The world of physics did not share his confidence that this was an attainable goal, and passed over his work in silence. The world of physics was probably right. The equations that he was studying were just too simple to represent all the phenomena that had been discovered since he began his quest. Experiments with elementary particles were finding several other fields of force that would have to be geometrised in the same way. There were quantum effects that he was ignoring. He was proving himself the last of the classical physicists, rather than the first, and foremost, of the 20th-century breed. Nevertheless, in his cheerful persistence he provides a model for any scientist. It is unjust to say that he was already so famous that his final failure cost him little. The message is, rather, that the scientific hero embarks upon whatever research enterprise he believes to be worthy of his steel, regardless of the risks of defeat.
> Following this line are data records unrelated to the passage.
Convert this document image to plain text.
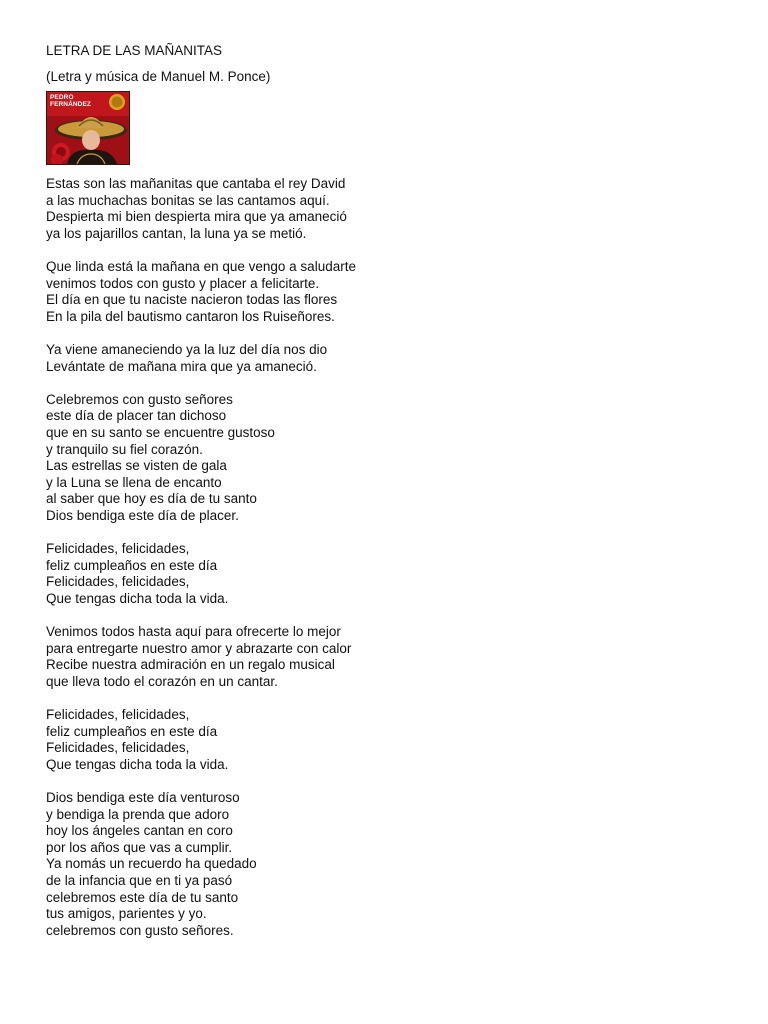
LETRA DE LAS MAÑANITAS

(Letra y música de Manuel M. Ponce)

PEDRO FERNÁNDEZ
Estas son las mañanitas que cantaba el rey David
a las muchachas bonitas se las cantamos aquí.
Despierta mi bien despierta mira que ya amaneció
ya los pajarillos cantan, la luna ya se metió.
Que linda está la mañana en que vengo a saludarte
venimos todos con gusto y placer a felicitarte.
El día en que tu naciste nacieron todas las flores
En la pila del bautismo cantaron los Ruiseñores.
Ya viene amaneciendo ya la luz del día nos dio
Levántate de mañana mira que ya amaneció.
Celebremos con gusto señores
este día de placer tan dichoso
que en su santo se encuentre gustoso
y tranquilo su fiel corazón.
Las estrellas se visten de gala
y la Luna se llena de encanto
al saber que hoy es día de tu santo
Dios bendiga este día de placer.
Felicidades, felicidades,
feliz cumpleaños en este día
Felicidades, felicidades,
Que tengas dicha toda la vida.
Venimos todos hasta aquí para ofrecerte lo mejor
para entregarte nuestro amor y abrazarte con calor
Recibe nuestra admiración en un regalo musical
que lleva todo el corazón en un cantar.
Felicidades, felicidades,
feliz cumpleaños en este día
Felicidades, felicidades,
Que tengas dicha toda la vida.
Dios bendiga este día venturoso
y bendiga la prenda que adoro
hoy los ángeles cantan en coro
por los años que vas a cumplir.
Ya nomás un recuerdo ha quedado
de la infancia que en ti ya pasó
celebremos este día de tu santo
tus amigos, parientes y yo.
celebremos con gusto señores.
These are some of the faces that Albert Einstein presents to us now. But for his contemporaries he must also have played a more immediate role – the fellow-citizen of the republic of learning. Consider the third of those marvellous 1905 papers, the one on the Brownian motion. It takes a little knowledge of the earlier history of physics to appreciate its importance. For a hundred years the question was: were atoms and molecules real? There was strong circumstantial evidence for them from chemistry, but could one actually detect them as distinct particles? How big are they anyway? If you look down a microscope, you certainly cannot observe atoms directly, but you can see some signs of the granularity of matter. Watch a tiny speck, such as a pollen grain, floating in a liquid: it seems to move irregularly, as if under the impact of tiny hammer blows in random directions. Is it being knocked hither and thither by the molecules of the liquid, in their eternal, restless motion? Not precisely: each molecule is much too small to move the grain perceptibly on its own. But Einstein calculated the statistical fluctuations in the forces produced by the impacts of myriads of molecules, and linked the suspected properties of the sub-microscopic world to the observed phenomenon. That young man from the Patent Office had not only solved this famous problem: he had demonstrated an uncanny mastery of the tradition of statistical physics. Here was a new member to be welcomed into the guild, a brilliant craftsman in physical intuition and mathematical analysis. The outstanding virtue of Professor Pais’s book is that it places Albert Einstein in the milieu that he himself had chosen for his life work, and judges him by the most demanding standards of that most rigorous profession, as the greatest of them all, since Newton.